Wireless security cameras are never a good idea.
To isolate the NVR and cameras, you could get a second router and set it up for the cameras and NVR. You could not hook it up to the internet.
By the questions you are asking, you may be over your head with VLANs.

 

[gggplaya]

You could buy a managed switch with a DHCP server to create separate VLANS. <$50.

 

[kanewolf]

You could buy a managed switch with a DHCP server to create separate VLANS. <$50.

That won't work without a WIFI source also since the desire is to have wireless cameras. My assumption, is that the ISP router is the only WIFI source at present.

 

[gggplaya]

That won't work without a WIFI source also since the desire is to have wireless cameras.
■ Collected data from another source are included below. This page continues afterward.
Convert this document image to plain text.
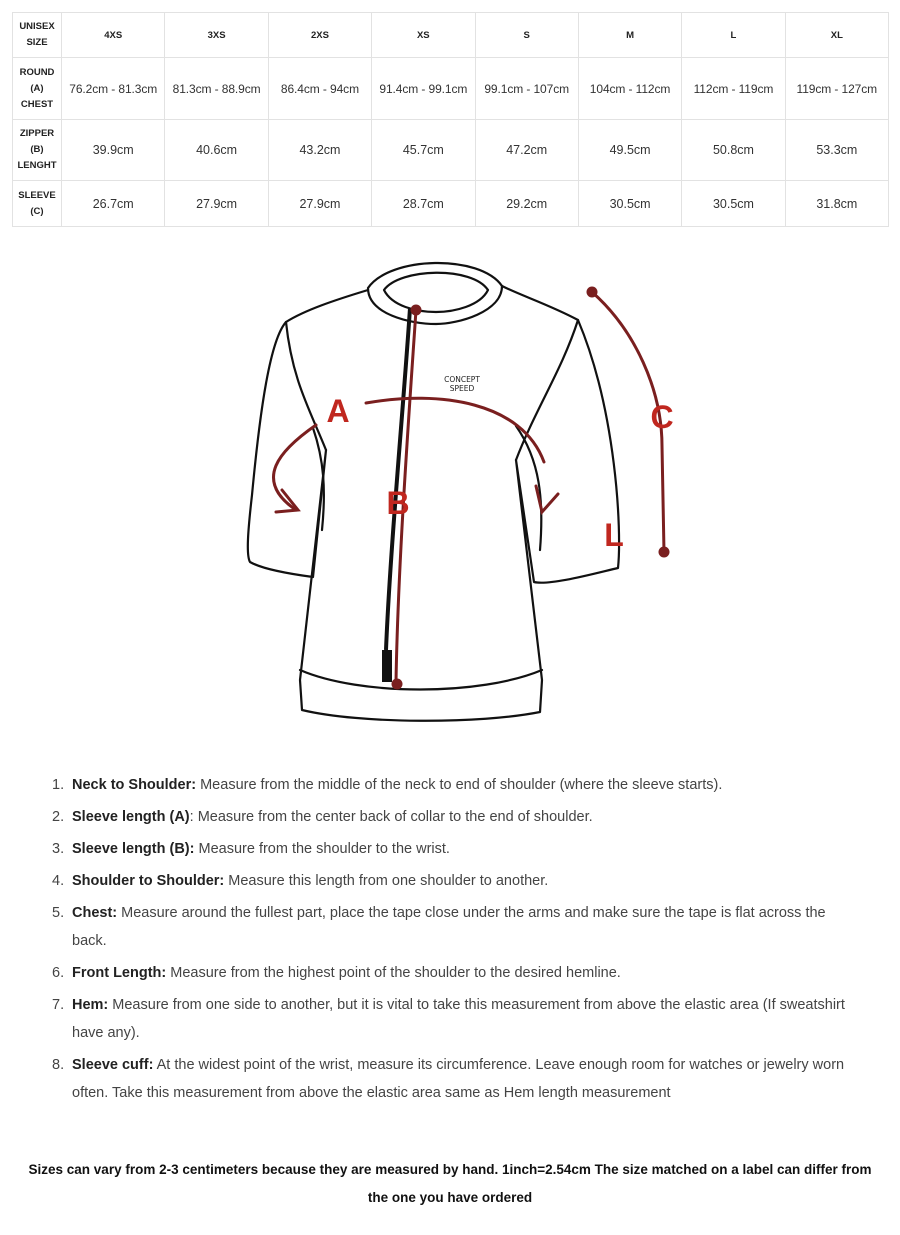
UNISEX
SIZE	4XS	3XS	2XS	XS	S	M	L	XL

ROUND
(A)
CHEST	76.2cm - 81.3cm	81.3cm - 88.9cm	86.4cm - 94cm	91.4cm - 99.1cm	99.1cm - 107cm	104cm - 112cm	112cm - 119cm	119cm - 127cm

ZIPPER
(B)
LENGHT	39.9cm	40.6cm	43.2cm	45.7cm	47.2cm	49.5cm	50.8cm	53.3cm

SLEEVE
(C)	26.7cm	27.9cm	27.9cm	28.7cm	29.2cm	30.5cm	30.5cm	31.8cm
CONCEPT
SPEED
A
B
C
L
1. Neck to Shoulder: Measure from the middle of the neck to end of shoulder (where the sleeve starts).
2. Sleeve length (A): Measure from the center back of collar to the end of shoulder.
3. Sleeve length (B): Measure from the shoulder to the wrist.
4. Shoulder to Shoulder: Measure this length from one shoulder to another.
5. Chest: Measure around the fullest part, place the tape close under the arms and make sure the tape is flat across the back.
6. Front Length: Measure from the highest point of the shoulder to the desired hemline.
7. Hem: Measure from one side to another, but it is vital to take this measurement from above the elastic area (If sweatshirt have any).
8. Sleeve cuff: At the widest point of the wrist, measure its circumference. Leave enough room for watches or jewelry worn often. Take this measurement from above the elastic area same as Hem length measurement

Sizes can vary from 2-3 centimeters because they are measured by hand. 1inch=2.54cm The size matched on a label can differ from the one you have ordered
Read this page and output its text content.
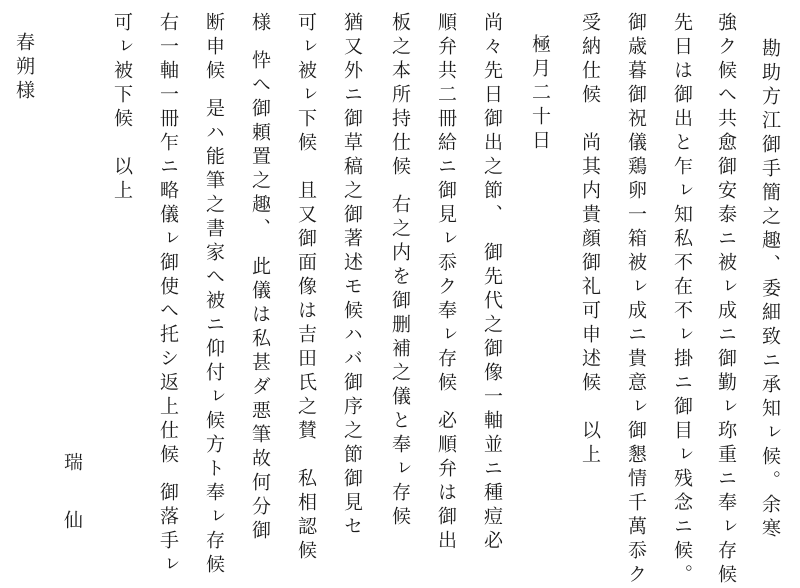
勘助方江御手簡之趣、委細致ニ承知ㇾ候。余寒
強ク候へ共愈御安泰ニ被ㇾ成ニ御勤ㇾ珎重ニ奉ㇾ存候
先日は御出と乍ㇾ知私不在不ㇾ掛ニ御目ㇾ残念ニ候。
御歳暮御祝儀鶏卵一箱被ㇾ成ニ貴意ㇾ御懇情千萬忝ク
受納仕候尚其内貴顔御礼可申述候　以上
極月二十日
尚々先日御出之節、御先代之御像一軸並ニ種痘必
順弁共二冊給ニ御見ㇾ忝ク奉ㇾ存候必順弁は御出
板之本所持仕候右之内を御删補之儀と奉ㇾ存候
猶又外ニ御草稿之御著述モ候ハバ御序之節御見セ
可ㇾ被ㇾ下候且又御面像は吉田氏之賛私相認候
様忰へ御頼置之趣、此儀は私甚ダ悪筆故何分御
断申候是ハ能筆之書家へ被ニ仰付ㇾ候方ト奉ㇾ存候
右一軸一冊乍ニ略儀ㇾ御使へ托シ返上仕候御落手ㇾ
可ㇾ被下候以上
瑞　仙
春朔様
My assumption, is that the ISP router is the only WIFI source at present.

Another $50 to add a WIFI access point.

 

[kanewolf]

Another $50 to add a WIFI access point.

But just using a WIFI router with the home network on the WAN and firmware that allows firewall rules will take care of everything. No VLANs required. Block WAN access from the LAN clients.

 

[gggplaya]

But just using a WIFI router with the home network on the WAN and firmware that allows firewall rules will take care of everything. No VLANs required. Block WAN access from the LAN clients.
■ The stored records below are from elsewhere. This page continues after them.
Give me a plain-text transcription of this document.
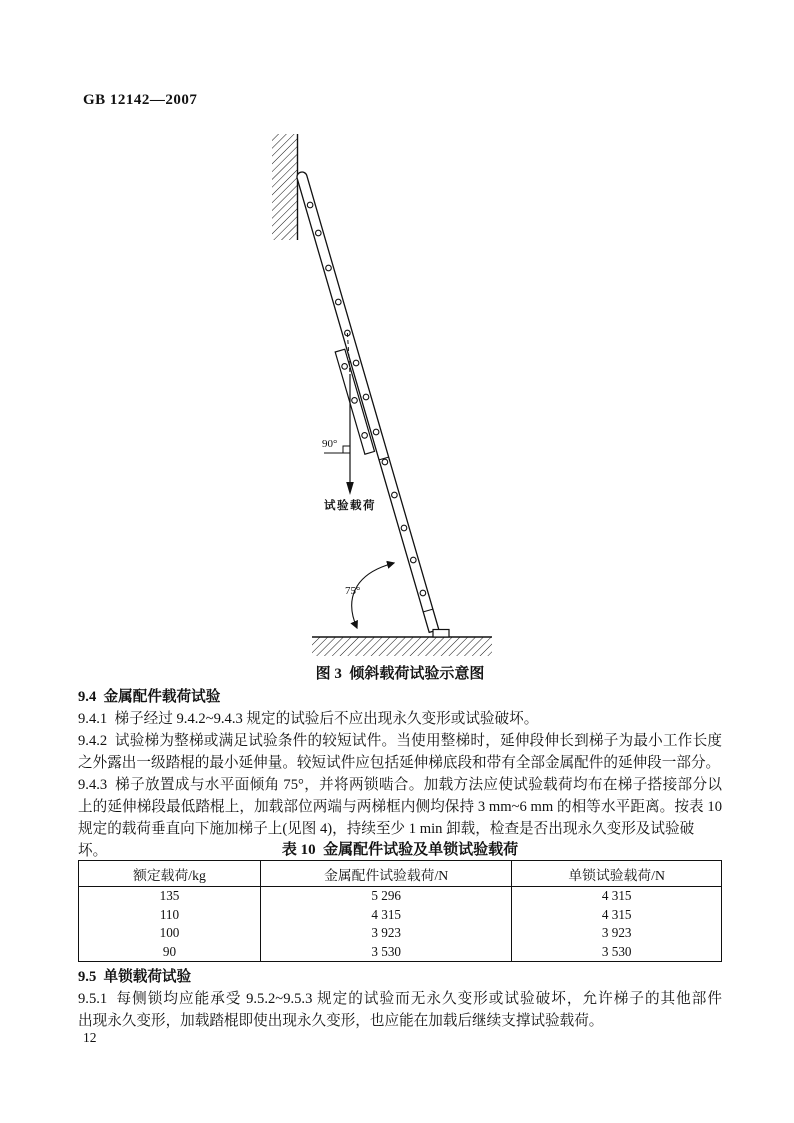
GB 12142—2007
90°
试验载荷
75°
图 3  倾斜载荷试验示意图
9.4  金属配件载荷试验
9.4.1  梯子经过 9.4.2~9.4.3 规定的试验后不应出现永久变形或试验破坏。
9.4.2  试验梯为整梯或满足试验条件的较短试件。当使用整梯时，延伸段伸长到梯子为最小工作长度
之外露出一级踏棍的最小延伸量。较短试件应包括延伸梯底段和带有全部金属配件的延伸段一部分。
9.4.3  梯子放置成与水平面倾角 75°，并将两锁啮合。加载方法应使试验载荷均布在梯子搭接部分以
上的延伸梯段最低踏棍上，加载部位两端与两梯框内侧均保持 3 mm~6 mm 的相等水平距离。按表 10
规定的载荷垂直向下施加梯子上(见图 4)，持续至少 1 min 卸载，检查是否出现永久变形及试验破坏。	表 10  金属配件试验及单锁试验载荷
额定载荷/kg	金属配件试验载荷/N	单锁试验载荷/N
135	5 296	4 315
110	4 315	4 315
100	3 923	3 923
90	3 530	3 530
9.5  单锁载荷试验
9.5.1  每侧锁均应能承受 9.5.2~9.5.3 规定的试验而无永久变形或试验破坏，允许梯子的其他部件
出现永久变形，加载踏棍即使出现永久变形，也应能在加载后继续支撑试验载荷。
12
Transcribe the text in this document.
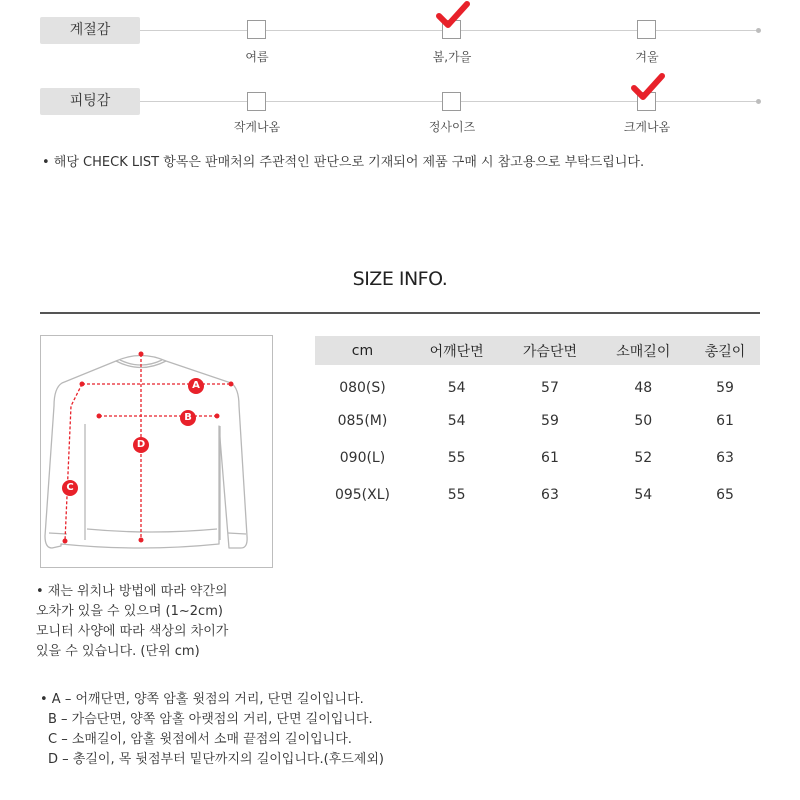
계절감
여름	봄,가을	겨울
피팅감
작게나옴	정사이즈	크게나옴
• 해당 CHECK LIST 항목은 판매처의 주관적인 판단으로 기재되어 제품 구매 시 참고용으로 부탁드립니다.
SIZE INFO.
A
B
C
D
cm	어깨단면	가슴단면	소매길이	총길이
080(S)	54	57	48	59
085(M)	54	59	50	61
090(L)	55	61	52	63
095(XL)	55	63	54	65
• 재는 위치나 방법에 따라 약간의
오차가 있을 수 있으며 (1~2cm)
모니터 사양에 따라 색상의 차이가
있을 수 있습니다. (단위 cm)
• A – 어깨단면, 양쪽 암홀 윗점의 거리, 단면 길이입니다.
B – 가슴단면, 양쪽 암홀 아랫점의 거리, 단면 길이입니다.
C – 소매길이, 암홀 윗점에서 소매 끝점의 길이입니다.
D – 총길이, 목 뒷점부터 밑단까지의 길이입니다.(후드제외)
But with these smart security cameras, you likely do want internet access for the cameras. I use the AI detection on my Wyze cameras and it gives me alerts when a car is parked in my driveway or it spots a person or package at my front door etc... Unless you want to forego AI detection and use the NVR software for alerts instead using RTSP.

 

[MrEpix]

But with these smart security cameras, you likely do want internet access for the cameras. I use the AI detection on my Wyze cameras and it gives me alerts when a car is parked in my driveway or it spots a person or package at my front door etc... Unless you want to forego AI detection and use the NVR software for alerts instead using RTSP.

But just using a WIFI router with the home network on the WAN and firmware that allows firewall rules will take care of everything. No VLANs required. Block WAN access from the LAN clients.
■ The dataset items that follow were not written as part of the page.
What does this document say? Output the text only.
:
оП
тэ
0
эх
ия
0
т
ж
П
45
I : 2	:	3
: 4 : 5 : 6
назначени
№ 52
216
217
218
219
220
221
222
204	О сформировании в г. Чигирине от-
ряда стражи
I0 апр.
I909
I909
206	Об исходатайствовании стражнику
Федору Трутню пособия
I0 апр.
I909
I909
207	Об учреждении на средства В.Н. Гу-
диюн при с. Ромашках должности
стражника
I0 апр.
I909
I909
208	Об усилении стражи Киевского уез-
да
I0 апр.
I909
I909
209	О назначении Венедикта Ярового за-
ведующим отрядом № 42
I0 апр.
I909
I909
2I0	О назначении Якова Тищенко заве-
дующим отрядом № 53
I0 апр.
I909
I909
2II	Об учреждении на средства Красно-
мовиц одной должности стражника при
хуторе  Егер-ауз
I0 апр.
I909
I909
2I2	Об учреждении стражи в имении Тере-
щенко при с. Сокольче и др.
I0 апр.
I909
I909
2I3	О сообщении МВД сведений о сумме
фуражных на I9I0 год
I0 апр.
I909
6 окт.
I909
Ideally I would want it connected through the main router, I just don't want the cameras/NVR to access the internet whilst still maintaining connectivity to each other. I plan on setting up a home VPN though OpenVPN so that I can still access these systems when I'm not there. My router supports the OpenVPN functionality, but I am unsure on how to limit the connections to the aforementioned devices. My current router is the Asus RT-ACRH17. I do have a spare router I could hook up, but being that I'd need a device to connect to said router for the purpose of me viewing the NVR away from home I don't think that would suit my needs. If my router has the functionality to do what I need in this regard such as blocking WAN access whilst allowing them to function correctly, I haven't been able to figure it out. If there is an easy way to block a device through my router as I'd mentioned let me know.

Thanks!

 

[bill001g]

So the way that tends to work the easiest is to just not tell the cameras where the router/gateway is so they don't know how to get to the internet. Since most cameras have fixed ip addresses you set manually what you can do is either leave the gateway IP blank if they allow it or put in some other IP. So if you router is really at 192.168.1.1 tell the camera the gateway is 192.168.1.254.

Many routers you could use parental controls to block access. You would just put in the list of IP addresses and then use one of the rules to block access. Most have things like time of day rules where you could block it all the time.

These methods are overly simplistic to block say a teen that knows how to change the I settings but is fine for a device like a camera.

Cameras and all these other smart device have a long history bugs and even intentional backdoors that allow them to be exploited by people on the internet. You constantly hear about people hacking into thing like ring door cameras which you would think would be more secure than a lot of the random cameras you get out of china.